A particularly moth-eaten stuffed thylacine, or Tasmanian Tiger, in the Tasmanian state museum.

 

St Columba Falls State Reserve

 

Photographically speaking these were quite challenging conditions. Firstly under the tree canopy not a lot of light reaches the forest floor so high ISO and or tripods are the order of the day. Occasionally you’ll frame up a scene that has a small clearing which allows sunlight to shine through and this plays havoc with your metering as the highlights in the clearing to shadow can exceed 13 or 14 stops far beyond what any camera sensor or film (if you’re old school) can record. If you meter for the shadow the highlights are lost forever, and if you meter for the highlights the shadows block up.

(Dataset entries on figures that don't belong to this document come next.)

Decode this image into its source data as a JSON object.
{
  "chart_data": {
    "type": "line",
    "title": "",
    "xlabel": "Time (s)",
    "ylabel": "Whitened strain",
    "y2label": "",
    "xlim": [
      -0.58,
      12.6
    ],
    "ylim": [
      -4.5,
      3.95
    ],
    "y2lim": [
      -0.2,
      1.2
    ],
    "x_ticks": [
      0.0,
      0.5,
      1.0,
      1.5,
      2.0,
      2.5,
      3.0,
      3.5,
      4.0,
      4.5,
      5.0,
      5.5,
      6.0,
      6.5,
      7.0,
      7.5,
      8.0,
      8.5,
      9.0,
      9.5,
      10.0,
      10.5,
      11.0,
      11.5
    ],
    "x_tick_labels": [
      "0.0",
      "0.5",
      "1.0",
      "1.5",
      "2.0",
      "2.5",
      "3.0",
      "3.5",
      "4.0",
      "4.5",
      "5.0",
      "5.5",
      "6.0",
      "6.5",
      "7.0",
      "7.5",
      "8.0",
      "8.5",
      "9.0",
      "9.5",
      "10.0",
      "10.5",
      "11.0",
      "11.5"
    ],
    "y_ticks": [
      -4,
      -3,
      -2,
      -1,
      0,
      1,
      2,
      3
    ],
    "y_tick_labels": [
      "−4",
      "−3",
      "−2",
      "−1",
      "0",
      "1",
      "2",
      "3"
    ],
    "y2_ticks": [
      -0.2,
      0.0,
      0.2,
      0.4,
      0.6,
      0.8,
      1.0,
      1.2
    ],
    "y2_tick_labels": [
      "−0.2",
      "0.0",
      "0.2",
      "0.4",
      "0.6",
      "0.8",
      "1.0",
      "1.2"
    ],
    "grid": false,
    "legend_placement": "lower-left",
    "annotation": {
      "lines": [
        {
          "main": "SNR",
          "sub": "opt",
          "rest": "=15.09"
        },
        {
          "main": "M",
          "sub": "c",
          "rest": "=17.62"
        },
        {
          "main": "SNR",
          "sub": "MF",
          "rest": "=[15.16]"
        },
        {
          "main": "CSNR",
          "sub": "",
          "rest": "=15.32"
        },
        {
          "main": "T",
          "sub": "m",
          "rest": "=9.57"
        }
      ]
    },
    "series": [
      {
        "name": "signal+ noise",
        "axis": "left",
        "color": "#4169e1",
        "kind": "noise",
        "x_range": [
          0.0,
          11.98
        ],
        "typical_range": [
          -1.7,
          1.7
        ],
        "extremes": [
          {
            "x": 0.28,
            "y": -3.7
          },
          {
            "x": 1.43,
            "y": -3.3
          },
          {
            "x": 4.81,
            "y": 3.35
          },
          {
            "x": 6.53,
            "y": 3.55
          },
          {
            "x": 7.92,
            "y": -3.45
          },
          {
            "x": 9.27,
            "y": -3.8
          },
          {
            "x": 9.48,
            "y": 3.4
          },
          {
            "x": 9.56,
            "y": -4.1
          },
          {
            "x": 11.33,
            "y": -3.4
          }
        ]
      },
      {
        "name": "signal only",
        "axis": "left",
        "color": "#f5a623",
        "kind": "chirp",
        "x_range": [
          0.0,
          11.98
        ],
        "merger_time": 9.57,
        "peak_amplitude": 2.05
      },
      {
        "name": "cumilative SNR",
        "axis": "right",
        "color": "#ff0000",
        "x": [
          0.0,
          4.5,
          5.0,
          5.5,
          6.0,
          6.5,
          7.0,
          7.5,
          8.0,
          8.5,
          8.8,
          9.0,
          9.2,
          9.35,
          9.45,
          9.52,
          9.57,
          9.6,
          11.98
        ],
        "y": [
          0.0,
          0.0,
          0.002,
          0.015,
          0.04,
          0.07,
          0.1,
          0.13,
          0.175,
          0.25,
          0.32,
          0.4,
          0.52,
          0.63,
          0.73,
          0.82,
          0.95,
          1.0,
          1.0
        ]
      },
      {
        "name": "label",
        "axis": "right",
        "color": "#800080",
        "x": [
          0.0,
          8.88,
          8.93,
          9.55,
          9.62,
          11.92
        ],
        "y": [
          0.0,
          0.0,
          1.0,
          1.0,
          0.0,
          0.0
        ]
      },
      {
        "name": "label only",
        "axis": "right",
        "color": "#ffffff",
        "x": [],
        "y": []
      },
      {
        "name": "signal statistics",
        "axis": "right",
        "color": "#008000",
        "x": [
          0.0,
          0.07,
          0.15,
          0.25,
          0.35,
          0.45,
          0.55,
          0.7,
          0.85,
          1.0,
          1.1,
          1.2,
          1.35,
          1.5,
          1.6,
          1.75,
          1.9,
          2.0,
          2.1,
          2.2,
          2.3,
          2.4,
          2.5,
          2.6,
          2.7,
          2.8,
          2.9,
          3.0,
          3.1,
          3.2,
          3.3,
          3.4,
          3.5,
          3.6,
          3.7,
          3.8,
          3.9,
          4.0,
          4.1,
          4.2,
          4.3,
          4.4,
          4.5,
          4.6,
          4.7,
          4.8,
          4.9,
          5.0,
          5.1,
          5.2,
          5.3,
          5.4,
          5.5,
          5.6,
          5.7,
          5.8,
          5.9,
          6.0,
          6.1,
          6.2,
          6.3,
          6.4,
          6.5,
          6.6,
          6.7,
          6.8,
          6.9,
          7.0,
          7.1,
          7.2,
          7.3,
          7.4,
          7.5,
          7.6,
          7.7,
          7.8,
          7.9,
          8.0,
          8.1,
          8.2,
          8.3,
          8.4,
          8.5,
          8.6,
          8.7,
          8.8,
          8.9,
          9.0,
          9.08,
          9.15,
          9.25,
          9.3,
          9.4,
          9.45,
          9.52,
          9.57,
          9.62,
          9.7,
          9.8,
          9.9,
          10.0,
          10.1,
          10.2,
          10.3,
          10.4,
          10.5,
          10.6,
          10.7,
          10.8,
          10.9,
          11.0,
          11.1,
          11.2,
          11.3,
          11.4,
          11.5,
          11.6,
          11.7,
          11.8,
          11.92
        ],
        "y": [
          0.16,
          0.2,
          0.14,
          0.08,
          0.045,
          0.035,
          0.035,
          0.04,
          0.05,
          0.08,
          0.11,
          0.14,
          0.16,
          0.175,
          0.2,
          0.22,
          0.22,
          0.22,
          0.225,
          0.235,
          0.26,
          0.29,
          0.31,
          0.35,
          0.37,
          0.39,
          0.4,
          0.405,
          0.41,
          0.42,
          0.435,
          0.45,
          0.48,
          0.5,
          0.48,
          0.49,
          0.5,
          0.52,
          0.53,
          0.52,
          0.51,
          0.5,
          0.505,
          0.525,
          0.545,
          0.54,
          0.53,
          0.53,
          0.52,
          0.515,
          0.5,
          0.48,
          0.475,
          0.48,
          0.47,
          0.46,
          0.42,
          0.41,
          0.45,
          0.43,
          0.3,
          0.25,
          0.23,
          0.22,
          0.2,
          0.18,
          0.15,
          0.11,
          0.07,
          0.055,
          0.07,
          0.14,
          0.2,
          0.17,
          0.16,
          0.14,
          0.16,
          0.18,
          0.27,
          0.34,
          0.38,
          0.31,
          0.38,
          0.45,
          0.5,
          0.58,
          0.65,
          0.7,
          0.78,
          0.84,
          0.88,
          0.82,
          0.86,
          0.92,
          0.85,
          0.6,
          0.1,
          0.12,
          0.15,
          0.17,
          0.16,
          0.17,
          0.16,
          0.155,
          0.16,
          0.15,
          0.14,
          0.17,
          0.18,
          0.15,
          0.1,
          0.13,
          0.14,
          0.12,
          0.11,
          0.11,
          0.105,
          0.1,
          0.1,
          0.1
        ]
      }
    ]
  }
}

I’m quite addicted to HDR photography at the moment (as if you hadn’t noticed!) so I was easily able to overcome those problems. The other problem is that there is a fair amount of moisture in the air especially near the waterfalls. I don’t baby my equipment at all, and have never cocooned my equipment in plastic and have never had a problem. The was beads of water forming or condensation on the front element of the lens. The only solution is to keep wiping this off with a lens cloth. I was wearing shirts by Rohan and one of the ingenious features of these shirts is that on the shirt tail on the button edge they have sewn in a lens cloth. They market the feature for glasses wearers but I reckon it is great for photographers. It means I can never lose my lens cloth as nearly every shirt I have has one built in. Brilliant!

 

St Columba Falls State Reserve (295 ha), where the cascading waters of St Columba Falls plunge nearly 90 m from the Mt Victoria foothills to the valley of the South George River.A short walking track through a forest of tree ferns, sassafras and myrtle takes you to the falls. Olympus EP-2 with OLYMPUS M.17mm F2.8 lens.

 

 

Why I Love Tasmania

On the last weekend of our trip to Tasmania we got the weekend paper and saw they were running a video competition on the theme “Why I Love Tasmania”. Bugger! If I’d known I would have taken a lot more kit, recorded in 1080, used an external recorder with better microphones and written a proper story board and script. Why didn’t I find out about this at the beginning of the trip.  Ah well I thought you’ve got to be in it to win it and I put together a short video with what I had shot on my Olympus EP-2 with the SEMA-1 mic which is only marginally better than the built in camera mic, and the four lenses that I always carry when on holiday – the Olympus 17mm f2.8, the 12-50mm f3.5-6.3, the 40-150mm f4-5.6 and the 60mm f2.8 macro. This trip was the first trip I’d taken my tripod, thankfully with a fluid head, and my video monopod (which I happen to think is one of the best accessories I have bought for doing run and gun video). In my wildest dreams I don’t expect to do well in the competition let alone win it, but it was a bit of a larff doing it and it was good experience to work to a deadline on a project.